In the above Siddhi application, the query in bold is triggered when a new event is received in the DeleteStream stream where the value for the customerId attribute is XXX. Once it is triggered, the XXX customer ID is deleted.

For more information about the Delete operator used here, see Siddhi Query Guide - Delete.

Forget-me tool overview

The Forget-me tool is shipped with the Streaming Integrator by default in the <SI_HOME>/wso2/tools/identity-anonymization-tool-x.x.x directory. If required, you can change the default location of the configurations of this tool or make changes to the default configurations. You can also run the Forget-me tool in the standalone mode.

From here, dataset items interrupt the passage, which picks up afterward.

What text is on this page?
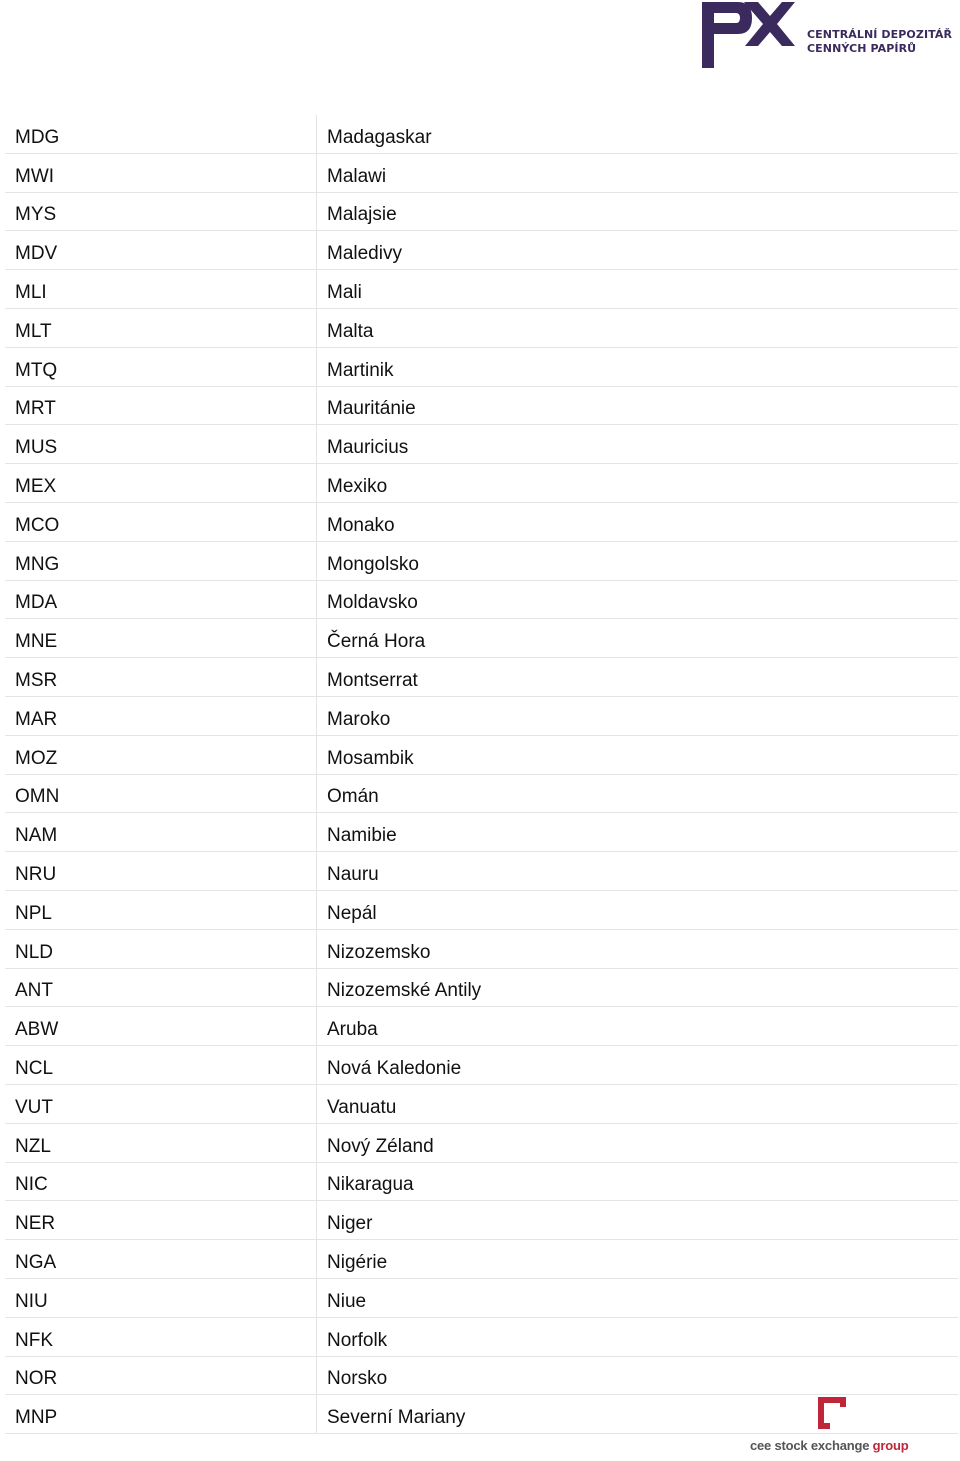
CENTRÁLNÍ DEPOZITÁŘ
CENNÝCH PAPÍRŮ
MDG	Madagaskar
MWI	Malawi
MYS	Malajsie
MDV	Maledivy
MLI	Mali
MLT	Malta
MTQ	Martinik
MRT	Mauritánie
MUS	Mauricius
MEX	Mexiko
MCO	Monako
MNG	Mongolsko
MDA	Moldavsko
MNE	Černá Hora
MSR	Montserrat
MAR	Maroko
MOZ	Mosambik
OMN	Omán
NAM	Namibie
NRU	Nauru
NPL	Nepál
NLD	Nizozemsko
ANT	Nizozemské Antily
ABW	Aruba
NCL	Nová Kaledonie
VUT	Vanuatu
NZL	Nový Zéland
NIC	Nikaragua
NER	Niger
NGA	Nigérie
NIU	Niue
NFK	Norfolk
NOR	Norsko
MNP	Severní Mariany
cee stock exchange group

Changing the default configurations location

You can change the default location of the tool configurations if required. You may want to do this if you are working with a multi-product environment where you want to manage configurations in a single location for ease of use. Note that this is optional .

To change the default configurations location for the embedded tool, do the following:

  1. Open the forgetme.sh file found inside the <SI_HOME>/bin directory.

  2. The location path is the value given after -d within the following line. Modify the value after -d to change the location.

    Info

    The default location path is $CARBON_HOME/repository/components/tools/forget-me/conf.

        sh $CARBON_HOME/repository/components/tools/identity-anonymization-tool/bin/forget-me -d $CARBON_HOME/repository/components/tools/identity-anonymization-tool/conf -carbon $CARBON_HOME $@
    

Changing the default configurations of the tool

All configurations related to this tool can be found inside the <SI_HOME>/wso2/tools/identity-anonymization-tool/conf directory. The default configurations are set up as follows:

  • Read Logs: <SI_HOME>/wso2/server/logs, <SI_TOOLING_HOME>/wso2/server/logs

  • Read Datasource: <SI_HOME>/conf/server/deployment.yaml file, <SI_TOOLING_HOME>/conf/server/deployment.yaml file

  • Default datasources: WSO2_CARBON_DB, WSO2_METRICS_DB, WSO2_PERMISSIONS_DB, WSO2_DASHBOARD_DB, BUSINESS_RULES_DB, SAMPLE_DB, WSO2_STATUS_DASHBOARD_DB

  • Log file name regex: The regex patterns defined in all the files in the <SI_HOME>/wso2/tools/identity-anonymization-tool/conf/log-config directory are considered.

For information on changing these configurations, see Configuring the config.json file in the Product Administration Guide.

Running the Forget-me tool in the standalone mode

This tool can run standalone and therefore cater to multiple products. This means that if you are using multiple WSO2 products and need to delete the user's identity from all products at once, you can do so by running the tool in standalone mode.

For information on how to build and run the Forget-Me tool, see Removing References to Deleted User Identities in WSO2 Products in the WSO2 Administration Guide.